Макассарские бемо были все как один голубые без вольностей в декорировании. Это вам не Купанг. Купангский бемомобиль объявлял о своем прибытии мегадецибелами тяжелого рока и аэрографией обнаженной красотки на бампере. Управляли купангским бемо водитель и зазывала-контролер. Обязанность водителя – следовать маршруту, обгонять бемо конкурентов и лавировать среди плотного транспортного потока, состоящего в основном из мотоциклов. Обязанность зазывалы-контролера – стоя на подножке, призывно выкрикивать пункт назначения и затаскивать внутрь не успевших опомниться пассажиров. Бемо были на самоокупаемости, две тысячи рупий с носа за поездку. Выигрывала пара, где водитель – философски настроенный летчик-истребитель, а зазывала-контролер – шустрый, глазастый и горластый мастер втюхинга транспортных услуг.
Две тысячи рупий за изыски декора против пятидесяти тысяч за голубой вагон с ленивым шофером. Спасибо, не подходит. Для поездок девушек из порта в отель есть отличная альтернатива – скутеры молодых, прилично выглядящих мальчиков в отглаженных хлопчатобумажных курточках и новеньких джинсах. Им тоже куда приятнее возить девушек, чем толстых коммивояжеров из Сурабаи. Вот и мальчик появился.
– Лосмен66
Маленькая гостиница.
[Закрыть] «Семера», – сказала Дашка.
Мальчик показал четыре пальца, что означало сорок тысяч рупий.

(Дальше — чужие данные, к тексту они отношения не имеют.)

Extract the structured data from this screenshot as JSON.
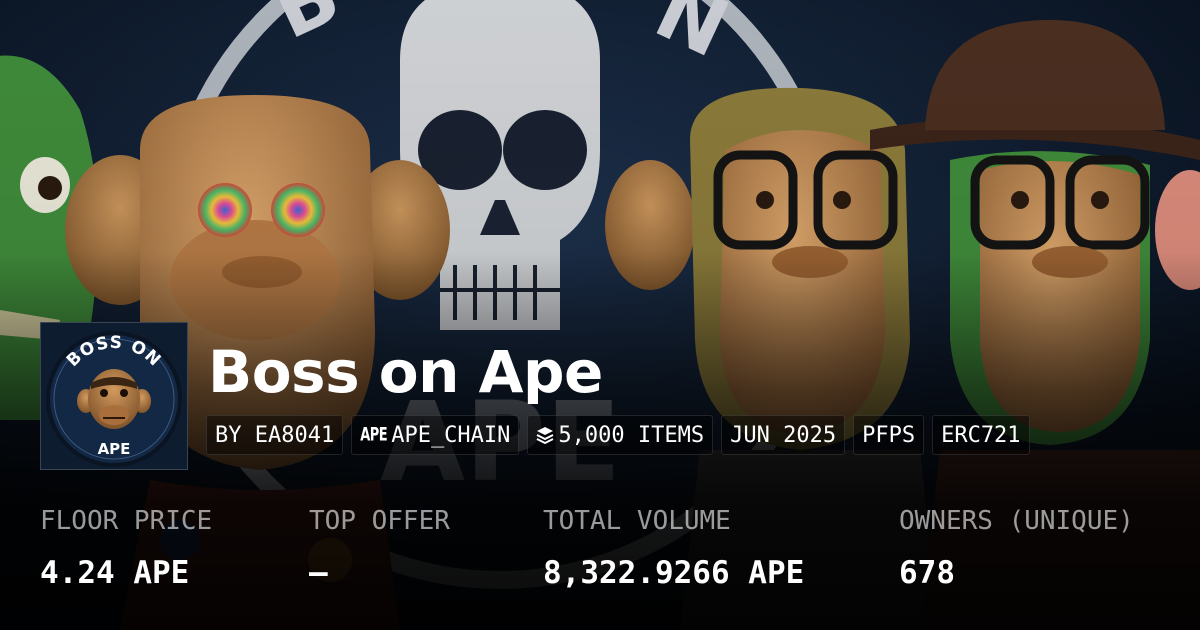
{
  "collection": {
    "name": "Boss on Ape",
    "logo_text_top": "BOSS ON",
    "logo_text_bottom": "APE",
    "background_text": "BOSS ON APE"
  },
  "tags": [
    {
      "text": "BY EA8041",
      "icon": null
    },
    {
      "text": "APE_CHAIN",
      "icon": "apechain-icon",
      "icon_text": "APE"
    },
    {
      "text": "5,000 ITEMS",
      "icon": "layers-icon"
    },
    {
      "text": "JUN 2025",
      "icon": null
    },
    {
      "text": "PFPS",
      "icon": null
    },
    {
      "text": "ERC721",
      "icon": null
    }
  ],
  "stats": [
    {
      "label": "FLOOR PRICE",
      "value": "4.24 APE"
    },
    {
      "label": "TOP OFFER",
      "value": "—"
    },
    {
      "label": "TOTAL VOLUME",
      "value": "8,322.9266 APE"
    },
    {
      "label": "OWNERS (UNIQUE)",
      "value": "678"
    }
  ],
  "colors": {
    "background": "#0b1626",
    "text": "#ffffff",
    "label": "#9a9a9a",
    "ape_skin": "#c8915a",
    "ape_green": "#3f8a3a"
  }
}
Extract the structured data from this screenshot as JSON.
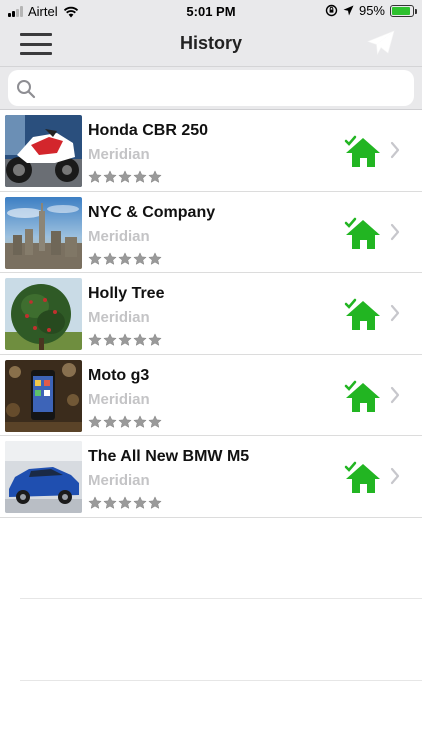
{
  "status": {
    "carrier": "Airtel",
    "time": "5:01 PM",
    "battery": "95%",
    "battery_level": 0.95
  },
  "nav": {
    "title": "History",
    "left_icon": "hamburger-menu-icon",
    "right_icon": "paper-plane-icon"
  },
  "search": {
    "placeholder": "",
    "value": ""
  },
  "colors": {
    "accent": "#22b522",
    "bar": "#e9e9eb",
    "subtitle": "#c4c4c6"
  },
  "items": [
    {
      "title": "Honda CBR 250",
      "subtitle": "Meridian",
      "rating": 0,
      "status_icon": "home-check-icon"
    },
    {
      "title": "NYC & Company",
      "subtitle": "Meridian",
      "rating": 0,
      "status_icon": "home-check-icon"
    },
    {
      "title": "Holly Tree",
      "subtitle": "Meridian",
      "rating": 0,
      "status_icon": "home-check-icon"
    },
    {
      "title": "Moto g3",
      "subtitle": "Meridian",
      "rating": 0,
      "status_icon": "home-check-icon"
    },
    {
      "title": "The All New BMW M5",
      "subtitle": "Meridian",
      "rating": 0,
      "status_icon": "home-check-icon"
    }
  ]
}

– Три, – показала три пальца Дашка.
Мальчик улыбнулся и кивнул; поездка не стоила больше двух. Поставил рюкзак между собой и рулем, выдал Дашке черную пластмассовую каску, заменяющую шлем, и начал аккуратно выруливать с парковки на улицу.

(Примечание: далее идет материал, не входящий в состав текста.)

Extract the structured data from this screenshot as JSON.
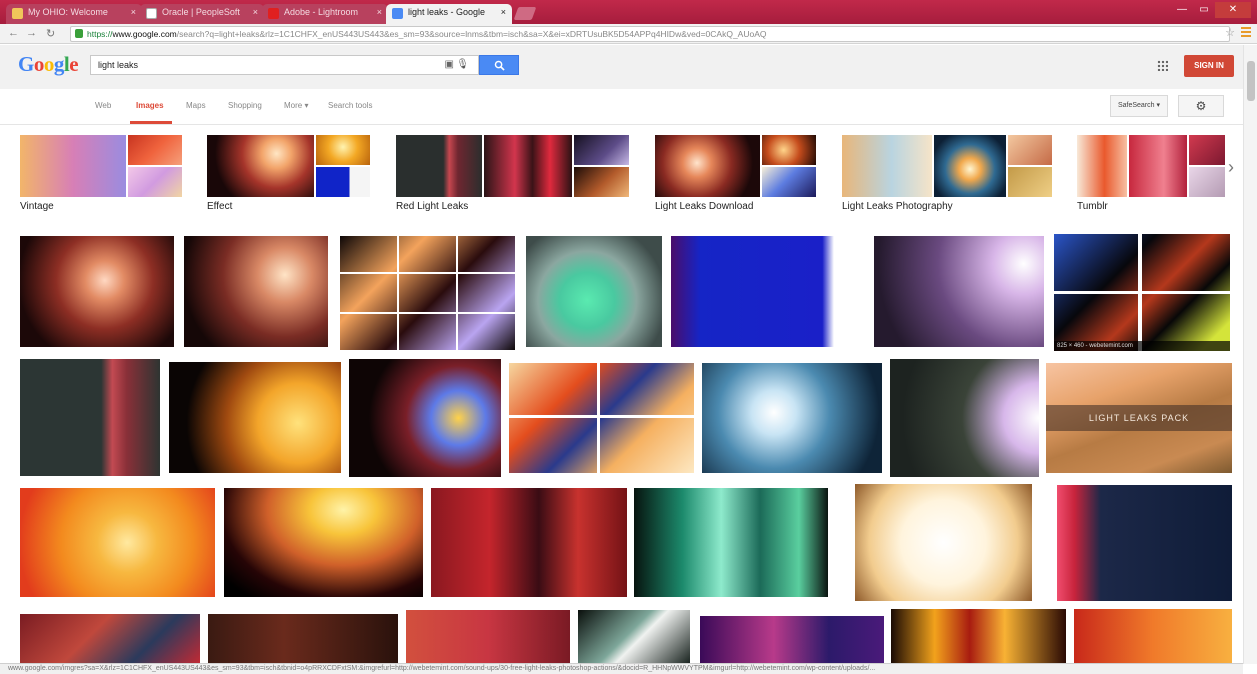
{
  "browser": {
    "tabs": [
      {
        "label": "My OHIO: Welcome",
        "left": 0
      },
      {
        "label": "Oracle | PeopleSoft",
        "left": 0
      },
      {
        "label": "Adobe - Lightroom",
        "left": 0
      },
      {
        "label": "light leaks - Google",
        "left": 0
      }
    ],
    "url_scheme": "https://",
    "url_host": "www.google.com",
    "url_rest": "/search?q=light+leaks&rlz=1C1CHFX_enUS443US443&es_sm=93&source=lnms&tbm=isch&sa=X&ei=xDRTUsuBK5D54APPq4HIDw&ved=0CAkQ_AUoAQ",
    "status_url": "www.google.com/imgres?sa=X&rlz=1C1CHFX_enUS443US443&es_sm=93&tbm=isch&tbnid=o4pRRXCDFxtSM:&imgrefurl=http://webetemint.com/sound-ups/30-free-light-leaks-photoshop-actions/&docid=R_HHNpWWVYTPM&imgurl=http://webetemint.com/wp-content/uploads/..."
  },
  "google": {
    "logo_letters": [
      "G",
      "o",
      "o",
      "g",
      "l",
      "e"
    ],
    "query": "light leaks",
    "search_icon": "magnifier-icon",
    "signin_label": "SIGN IN",
    "nav": [
      "Web",
      "Images",
      "Maps",
      "Shopping",
      "More ▾",
      "Search tools"
    ],
    "active_nav": "Images",
    "safesearch_label": "SafeSearch ▾"
  },
  "related": [
    {
      "label": "Vintage"
    },
    {
      "label": "Effect"
    },
    {
      "label": "Red Light Leaks"
    },
    {
      "label": "Light Leaks Download"
    },
    {
      "label": "Light Leaks Photography"
    },
    {
      "label": "Tumblr"
    }
  ],
  "overlays": {
    "size_caption": "825 × 460 - webetemint.com",
    "pack_caption": "LIGHT LEAKS PACK"
  },
  "colors": {
    "google_blue": "#4a8af4",
    "signin_red": "#d14836",
    "active_tab_red": "#dd4b39",
    "chrome_tabbar": "#b32246"
  }
}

Узкие улочки, магазины, переулки, магазины, варунги, снова улочки, проспект. Макассар оказался большим городом со всеми сопутствующими необходимостями: бронзовыми памятниками на пьедесталах, высоченными банковскими офисами, красно-желтыми рекламными щитами и даже «Кентукки Фрайед Чикен» занял удобную нишу, пропагандируя здоровое западное питание с помощью хитро отобранных индонезийских моделей, выглядящих на усредненно-расовый лад, вроде местные, а вроде и нет.

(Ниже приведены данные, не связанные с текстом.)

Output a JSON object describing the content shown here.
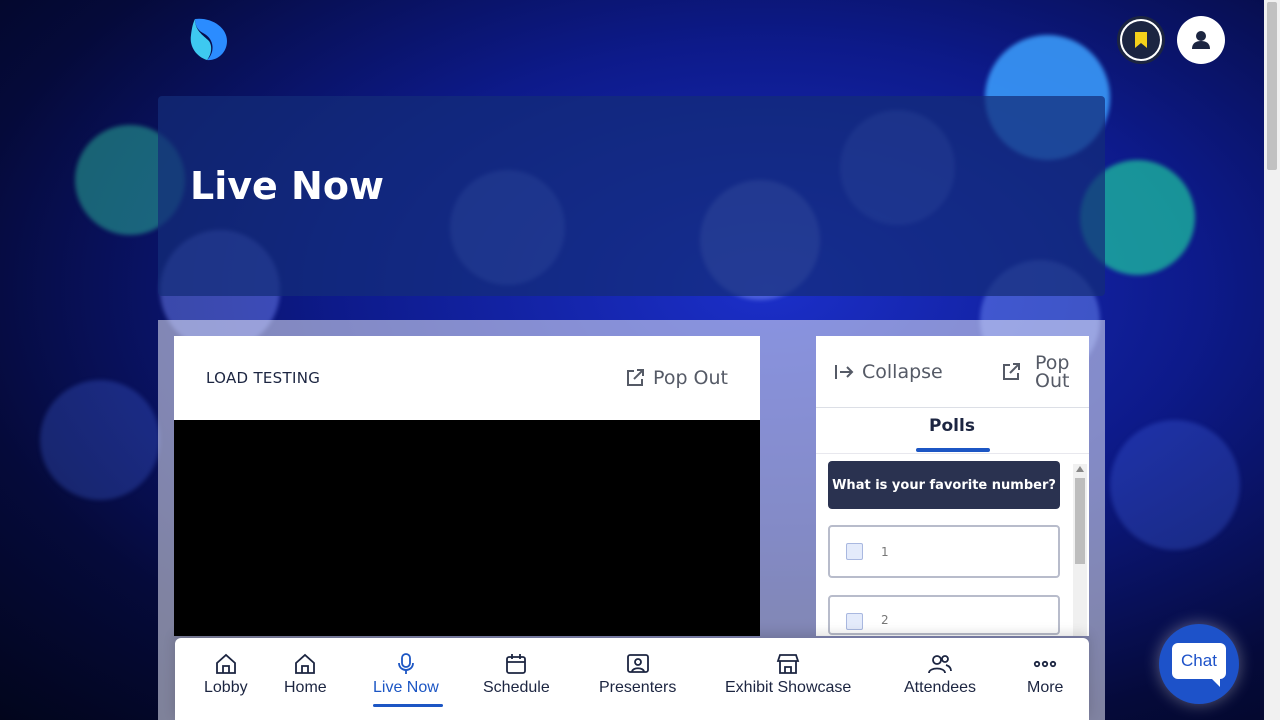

Около лосмена «Семера» тусили непонятного вида личности. Рекомендуемый популярнейшим путеводителем для путешественников отель был похож на место для сбора низкого пошиба гангстеров, выполняющих в Макассаре не особо важные поручения за не особо большие деньги.
«Так, – решила Дашка. – Вернемся в хостел в начале улицы».
– Мест нет, – подтвердил ее намерение менеджер «Семеры». – Мест нет. Английское слово «full» в Индонезии использовалось в бахасе. Отель full, автобус full, ресторан тоже может быть full, но для гостей ресторана местечко постараются отыскать.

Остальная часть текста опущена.